After getting in trouble at work numerous times for my tardiness, today I woke up early. No idea how, considering the fact that I got home from a long night of partying, drinking and tacos at 7am.
I got dressed, took my time left my house on time and proceeded to the bus stop. In a relaxed mood, I pick up my phone and start blogging. That’s when I get most of my timer to update you guys, from mobile. Then whenever I have free time at home ill post the pictures for you to see.
I’m on the subway platform, in the train. At peace and getting that feeling of ” yes motherfucker, I’m finally gonna get to work on time and prove you shitholes wrong. ”
I spoke to soon. The stupid lady voice in the intercom announces that there is an interrupution and there will be subway delays because of a customer injury in 14th st.
Fuuuuuuuuuuuck! Why couldn’t someone fall into the tracks another day!?
Shitty of me to say of course, not to mention selfish.
I arrived at work 25 minutes late. Just what I needed. Not to mention the stupid imprinted look on my boss’ face.

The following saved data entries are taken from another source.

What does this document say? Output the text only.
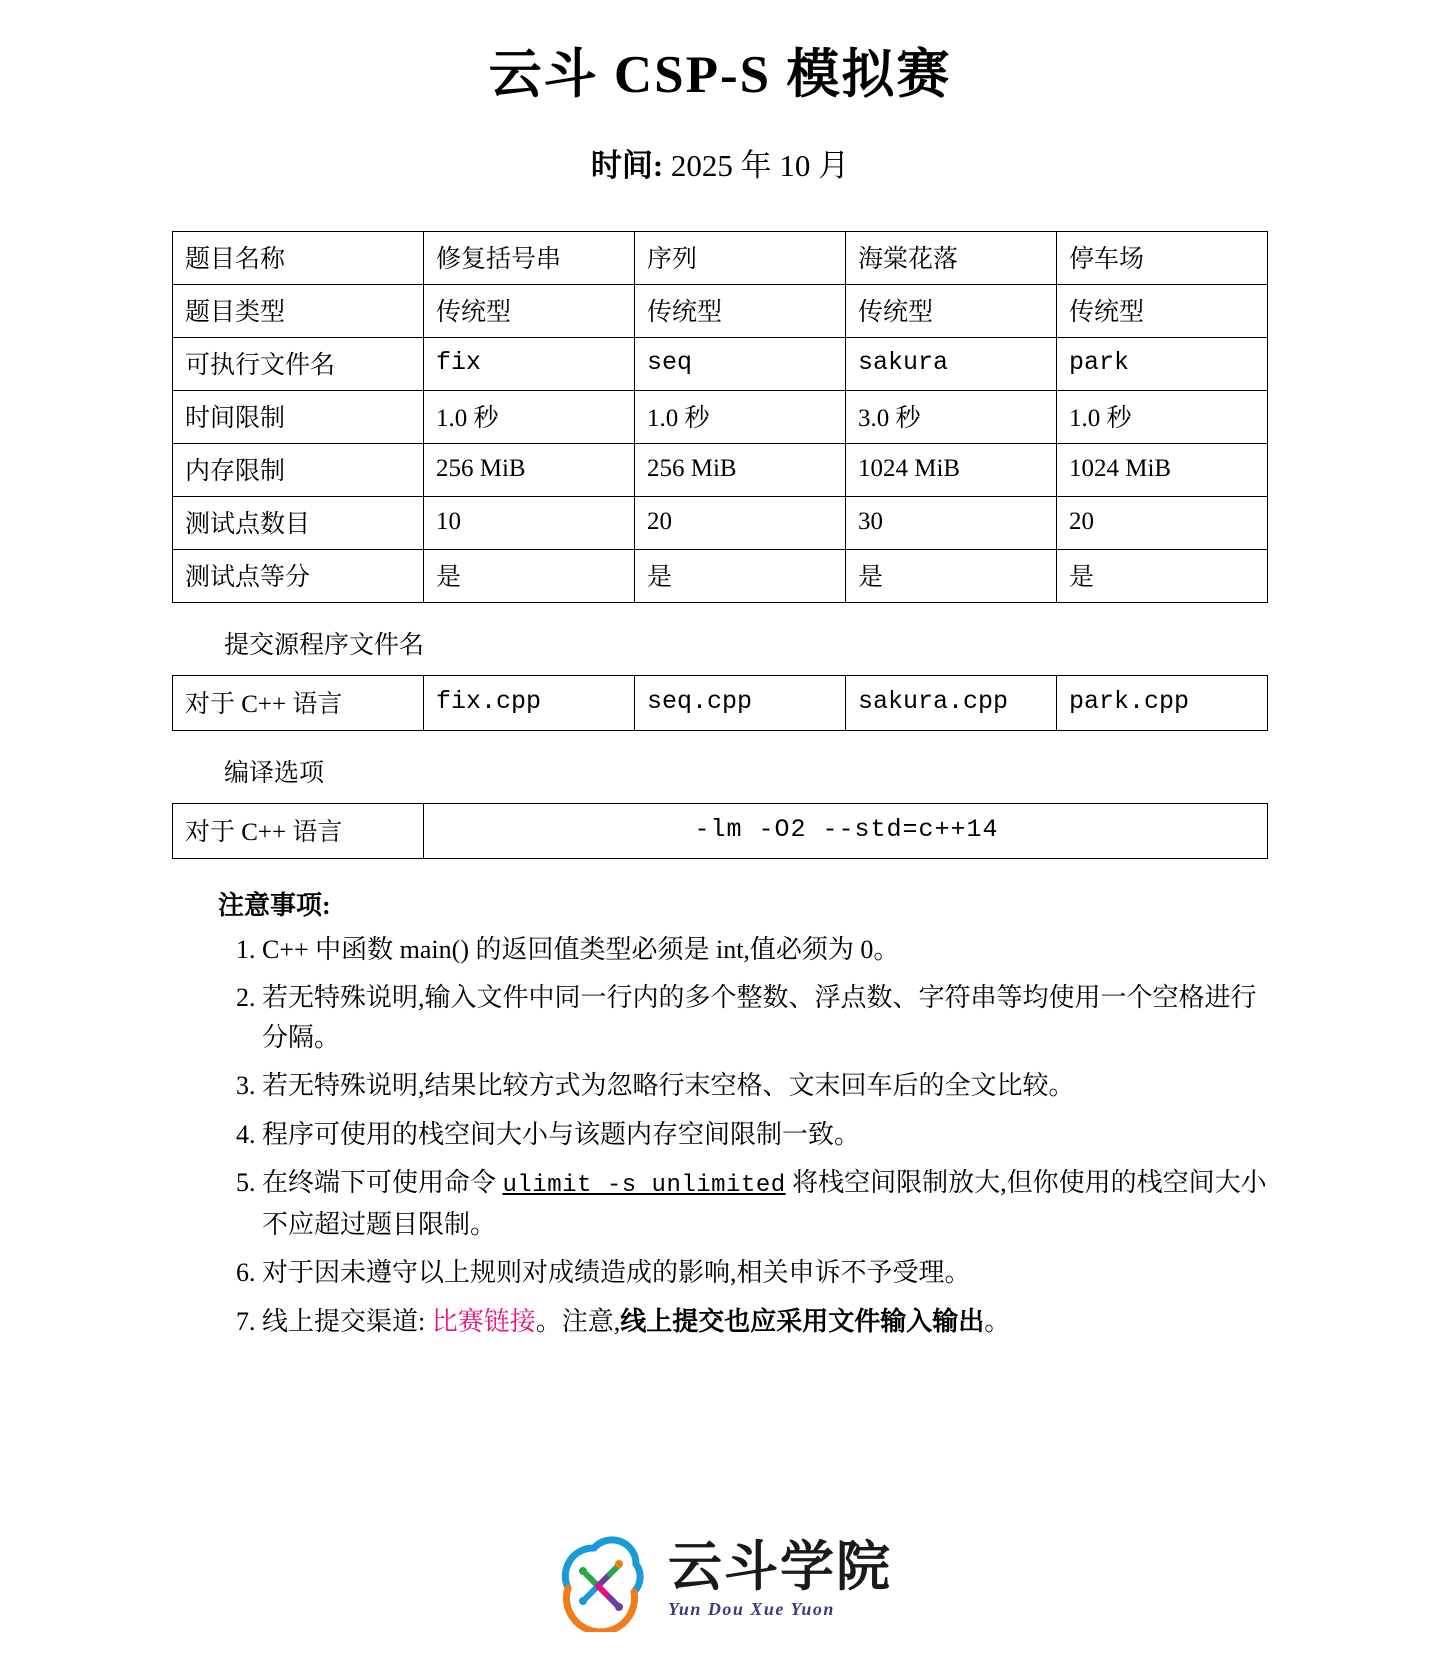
云斗 CSP-S 模拟赛
时间: 2025 年 10 月
题目名称	修复括号串	序列	海棠花落	停车场
题目类型	传统型	传统型	传统型	传统型
可执行文件名	fix	seq	sakura	park
时间限制	1.0 秒	1.0 秒	3.0 秒	1.0 秒
内存限制	256 MiB	256 MiB	1024 MiB	1024 MiB
测试点数目	10	20	30	20
测试点等分	是	是	是	是
提交源程序文件名
对于 C++ 语言	fix.cpp	seq.cpp	sakura.cpp	park.cpp
编译选项
对于 C++ 语言	-lm -O2 --std=c++14
注意事项:
1. C++ 中函数 main() 的返回值类型必须是 int,值必须为 0。
2. 若无特殊说明,输入文件中同一行内的多个整数、浮点数、字符串等均使用一个空格进行分隔。
3. 若无特殊说明,结果比较方式为忽略行末空格、文末回车后的全文比较。
4. 程序可使用的栈空间大小与该题内存空间限制一致。
5. 在终端下可使用命令 ulimit -s unlimited 将栈空间限制放大,但你使用的栈空间大小不应超过题目限制。
6. 对于因未遵守以上规则对成绩造成的影响,相关申诉不予受理。
7. 线上提交渠道: 比赛链接。注意,线上提交也应采用文件输入输出。
云斗学院
Yun Dou Xue Yuon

Here we go again, hearing the same old shit.
But it kills me more that I actually got my ass up on time to get here, and still didn’t.
I must have done something to somebody for my karma getting fucked up that way today.
The brightest side of my day so far has me being able to finally take a lunch break with one of my favorite coworkers, Wilfredo.
For a year now, we always took lunch together, and since we’ve had new management. Its been a struggle and bitch ever since. According to them two people can’t go at the same time. And I know for sure that’s complete bullshit. 1) we are in two totally different job categories. Which don’t interfere with the other and 2) everyone else always go to lunch with someone else. It’s fine though, we don’t make a big deal about it.
Wilfredo and I started a week apart from each other. So we basically learned the ropes together and have been inseparable ever since. The other guys always pick on us because they believe we’re dating. That’s definitely not the case. We just get along great.
So we headed to mickey d’s and got fat. And caught up on our bullshitness and he’s preaching to me about being on time, and telling me I need to stop drinking so much. And if I don’t, to at least try to catch up on some sleep because I don’t get any. I just look at him and roll my eyes. And he already knows to change the conversation.
I punch back in and realize he’s punching out to leave. Now I’m stuck here for 4-5 more hours reading my new magazine that I already skimmed through while the dumbass train was stuck in a tunnel.
On a lighter note: I hope the dumb broad that fell in the tracks is still breathing.